Ménages et communautés de la diaspora
- Si vous êtes ciblé par un régime étranger au Canada (par exemple, menaces, harcèlement), le gouvernement pourrait sanctionner les responsables en vertu du nouveau motif de "répression transnationale" (JVCOFA art. 4 ; SEMA art. 4(1.1) modifié).
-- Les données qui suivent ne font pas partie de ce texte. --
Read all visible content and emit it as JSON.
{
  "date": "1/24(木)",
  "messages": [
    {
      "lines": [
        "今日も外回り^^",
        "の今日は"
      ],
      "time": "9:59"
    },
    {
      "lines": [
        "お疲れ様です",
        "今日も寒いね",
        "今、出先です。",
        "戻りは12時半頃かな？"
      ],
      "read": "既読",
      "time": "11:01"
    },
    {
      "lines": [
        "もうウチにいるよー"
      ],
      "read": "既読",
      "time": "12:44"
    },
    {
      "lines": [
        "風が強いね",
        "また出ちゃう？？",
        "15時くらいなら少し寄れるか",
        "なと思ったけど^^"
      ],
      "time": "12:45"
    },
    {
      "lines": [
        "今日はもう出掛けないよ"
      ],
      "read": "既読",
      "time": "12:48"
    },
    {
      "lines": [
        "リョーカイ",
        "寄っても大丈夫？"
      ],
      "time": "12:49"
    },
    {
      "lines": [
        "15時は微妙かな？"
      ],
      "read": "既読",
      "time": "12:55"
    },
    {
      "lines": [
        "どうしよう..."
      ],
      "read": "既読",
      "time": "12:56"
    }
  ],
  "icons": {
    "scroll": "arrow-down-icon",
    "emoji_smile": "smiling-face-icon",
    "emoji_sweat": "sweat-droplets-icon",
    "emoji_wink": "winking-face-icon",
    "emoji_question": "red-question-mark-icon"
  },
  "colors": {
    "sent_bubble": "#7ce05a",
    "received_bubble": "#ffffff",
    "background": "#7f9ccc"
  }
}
- Les familles des "prisonniers de conscience" pourraient recevoir des mises à jour et des contacts plus réguliers, car le gouvernement doit faire un rapport annuel et décrire ses communications avec les familles et la société civile (Loi sur le MAECD art. 10(4)(b)-(c)).
- Les membres de la famille immédiate des personnes sanctionnées pourraient se voir refuser des visas canadiens, sauf si le ministre estime qu'ils n'ont pas reçu de bénéfices matériels ou financiers de la part de la personne sanctionnée (JVCOFA famille immédiate ; SEMA famille immédiate).
Travailleurs et entreprises
- Les entreprises de médias et de radiodiffusion doivent évaluer les risques de propriété et d'influence liés à des acteurs étrangers sanctionnés ou génocidaires pour éviter la perte de licences (Loi sur la radiodiffusion art. 22(1.1), art. 24(4)).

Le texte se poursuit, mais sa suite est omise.